If you were looking for some stock-picking tips or some insight into how to make money with technical analysis, you will need to look elsewhere.  But if you continue reading, Bernstein just might convince you that those “sexy” investment strategies will only leave you sinking in losses.  How you allocate your assets will determine your returns.

There’s a high probability that you’ve already broken one of Bernstein’s tenets and done something like buy stock in Apple Inc.  It’s a popular stock, which is why you shouldn’t buy it, Bernstein argues.  In fact, you should not invest in growth stocks, but rather look for value stocks that you won’t be bragging about to friends.  Why?  Because “boring” companies need to perform better to attract investors by delivering higher returns.
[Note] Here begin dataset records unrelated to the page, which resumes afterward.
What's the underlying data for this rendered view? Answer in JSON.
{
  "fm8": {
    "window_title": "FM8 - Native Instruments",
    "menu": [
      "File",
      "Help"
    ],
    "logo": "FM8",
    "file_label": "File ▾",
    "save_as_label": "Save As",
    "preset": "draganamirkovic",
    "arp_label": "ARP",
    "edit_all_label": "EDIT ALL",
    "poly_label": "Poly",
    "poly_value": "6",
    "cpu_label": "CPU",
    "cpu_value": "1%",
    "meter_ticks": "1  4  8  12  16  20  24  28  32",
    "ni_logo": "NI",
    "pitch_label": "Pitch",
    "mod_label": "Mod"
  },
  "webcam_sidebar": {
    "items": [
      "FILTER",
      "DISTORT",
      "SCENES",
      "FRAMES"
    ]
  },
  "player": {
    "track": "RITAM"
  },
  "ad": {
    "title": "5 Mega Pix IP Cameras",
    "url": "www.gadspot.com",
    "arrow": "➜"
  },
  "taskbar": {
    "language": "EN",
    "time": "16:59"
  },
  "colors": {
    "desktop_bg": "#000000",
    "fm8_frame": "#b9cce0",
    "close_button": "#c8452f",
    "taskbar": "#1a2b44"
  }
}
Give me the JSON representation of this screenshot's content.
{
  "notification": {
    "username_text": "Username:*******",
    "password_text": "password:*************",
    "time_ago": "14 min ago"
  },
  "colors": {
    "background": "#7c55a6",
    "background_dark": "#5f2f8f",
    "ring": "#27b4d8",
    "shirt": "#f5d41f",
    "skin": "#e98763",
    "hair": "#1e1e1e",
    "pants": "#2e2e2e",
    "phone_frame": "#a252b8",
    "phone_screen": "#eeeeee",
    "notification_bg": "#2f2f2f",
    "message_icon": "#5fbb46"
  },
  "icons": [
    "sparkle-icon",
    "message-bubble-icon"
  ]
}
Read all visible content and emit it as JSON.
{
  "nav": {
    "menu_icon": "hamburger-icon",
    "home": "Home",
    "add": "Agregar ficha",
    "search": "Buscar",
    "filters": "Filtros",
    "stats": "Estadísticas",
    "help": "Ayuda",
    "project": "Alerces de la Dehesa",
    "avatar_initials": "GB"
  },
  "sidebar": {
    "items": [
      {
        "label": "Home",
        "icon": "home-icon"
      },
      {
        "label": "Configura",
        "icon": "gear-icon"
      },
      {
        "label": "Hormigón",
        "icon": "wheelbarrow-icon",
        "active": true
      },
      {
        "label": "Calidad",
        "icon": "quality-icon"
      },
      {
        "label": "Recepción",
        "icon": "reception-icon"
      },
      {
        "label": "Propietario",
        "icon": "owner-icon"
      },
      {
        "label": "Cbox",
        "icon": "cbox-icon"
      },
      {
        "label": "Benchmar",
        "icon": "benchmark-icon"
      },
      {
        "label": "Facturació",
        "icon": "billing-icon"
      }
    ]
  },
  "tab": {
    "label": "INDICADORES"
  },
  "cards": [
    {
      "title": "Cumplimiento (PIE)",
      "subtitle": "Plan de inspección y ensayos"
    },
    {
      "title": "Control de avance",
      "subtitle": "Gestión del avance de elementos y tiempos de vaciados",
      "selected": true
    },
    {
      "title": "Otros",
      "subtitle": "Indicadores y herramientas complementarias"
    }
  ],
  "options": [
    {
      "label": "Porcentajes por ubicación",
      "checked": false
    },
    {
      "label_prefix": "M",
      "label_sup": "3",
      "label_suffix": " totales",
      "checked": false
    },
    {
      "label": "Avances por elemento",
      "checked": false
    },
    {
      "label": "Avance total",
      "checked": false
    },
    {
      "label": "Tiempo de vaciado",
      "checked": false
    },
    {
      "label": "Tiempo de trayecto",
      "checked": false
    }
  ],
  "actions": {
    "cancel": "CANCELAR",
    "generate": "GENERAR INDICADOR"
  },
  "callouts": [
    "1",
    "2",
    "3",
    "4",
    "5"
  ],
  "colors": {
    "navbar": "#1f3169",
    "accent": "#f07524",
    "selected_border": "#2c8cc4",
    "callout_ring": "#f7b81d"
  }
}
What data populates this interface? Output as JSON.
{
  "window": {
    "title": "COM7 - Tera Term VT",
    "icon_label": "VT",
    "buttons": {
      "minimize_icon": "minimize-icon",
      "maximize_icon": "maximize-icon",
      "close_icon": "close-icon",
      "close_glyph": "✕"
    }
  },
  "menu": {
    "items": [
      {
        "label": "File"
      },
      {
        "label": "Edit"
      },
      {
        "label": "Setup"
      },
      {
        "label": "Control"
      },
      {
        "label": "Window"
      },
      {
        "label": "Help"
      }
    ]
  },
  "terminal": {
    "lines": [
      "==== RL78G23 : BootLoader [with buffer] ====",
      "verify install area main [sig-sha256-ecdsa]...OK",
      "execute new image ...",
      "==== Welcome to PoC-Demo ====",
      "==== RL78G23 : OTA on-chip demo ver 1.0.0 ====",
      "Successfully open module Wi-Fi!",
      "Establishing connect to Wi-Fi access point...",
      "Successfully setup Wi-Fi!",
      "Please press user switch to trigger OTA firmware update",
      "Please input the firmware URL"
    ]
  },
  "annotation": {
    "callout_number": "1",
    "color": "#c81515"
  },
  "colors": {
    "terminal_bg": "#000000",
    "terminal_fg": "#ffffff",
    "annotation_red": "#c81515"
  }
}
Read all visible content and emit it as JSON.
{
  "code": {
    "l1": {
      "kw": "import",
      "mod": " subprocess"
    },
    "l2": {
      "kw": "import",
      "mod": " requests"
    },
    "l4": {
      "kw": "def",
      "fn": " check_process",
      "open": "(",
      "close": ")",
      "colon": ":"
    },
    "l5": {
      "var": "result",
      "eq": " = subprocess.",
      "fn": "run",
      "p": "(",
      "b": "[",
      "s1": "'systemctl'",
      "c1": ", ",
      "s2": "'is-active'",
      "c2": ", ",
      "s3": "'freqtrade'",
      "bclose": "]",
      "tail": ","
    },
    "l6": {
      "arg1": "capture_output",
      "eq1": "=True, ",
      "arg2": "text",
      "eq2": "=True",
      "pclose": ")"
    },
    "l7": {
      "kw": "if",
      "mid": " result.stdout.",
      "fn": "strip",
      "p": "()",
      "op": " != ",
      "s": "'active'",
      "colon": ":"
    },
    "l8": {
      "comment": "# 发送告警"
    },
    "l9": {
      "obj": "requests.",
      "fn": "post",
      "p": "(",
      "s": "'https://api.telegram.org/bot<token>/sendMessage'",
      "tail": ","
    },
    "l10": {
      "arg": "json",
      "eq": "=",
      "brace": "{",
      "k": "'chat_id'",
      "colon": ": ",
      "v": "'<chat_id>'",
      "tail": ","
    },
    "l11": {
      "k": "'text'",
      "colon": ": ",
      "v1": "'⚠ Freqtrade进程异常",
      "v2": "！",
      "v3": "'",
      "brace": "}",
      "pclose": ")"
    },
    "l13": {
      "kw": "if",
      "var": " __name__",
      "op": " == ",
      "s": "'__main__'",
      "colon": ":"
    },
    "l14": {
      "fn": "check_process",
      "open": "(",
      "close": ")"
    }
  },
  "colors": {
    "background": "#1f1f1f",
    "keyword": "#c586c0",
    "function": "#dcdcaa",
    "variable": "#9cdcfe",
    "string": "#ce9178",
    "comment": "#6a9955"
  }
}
That is not the only advice that leaves you wondering.  With China’s incredible growth, an investor might want to get in on the action.   But if you do, you could find yourself losing money instead.

“China’s economy has been growing at a blistering 9 percent real rate per year for more than two decades,” Bernstein writes.  “Yet between 1993 and 2008 investors actually lost 3.3 percent per year in Chinese stocks, even with dividends reinvested.”

Bernstein also suggests dumping the stock you own in the company where you work.  If the company goes under, you’ll get hit twice.  Case in point: Enron.

Another no-no: you shouldn’t own an all-stock portfolio unless you can stomach losing nearly half of it when the economy goes south like it did in 2008.  And if you think it won’t happen again, Bernstein says you’re mistaken.

Since no one can predict the future, how should you invest?  Bernstein preaches diversification.  He advises investors not to try to out-predict professionals on Wall Street or large hedge funds because you will inevitably lose.

Plus, most people invest on emotions, and human emotions are “maladaptive” to rational investing, Bernstein points out.    Hiring someone to do your investing for you is not such a smart idea either.  Financial advisors are expensive, paid for with your money, and they don’t need more than a high school degree to land the job.

Bernstein writes that before you invest in anything, save enough money to sustain your lifestyle for six months.  From there, he recommends investing in a diverse portfolio comprised of stocks and bonds through passively managed index funds.  It may sound like investing-made- simple, but Bernstein’s argument for this approach is thorough and convincing.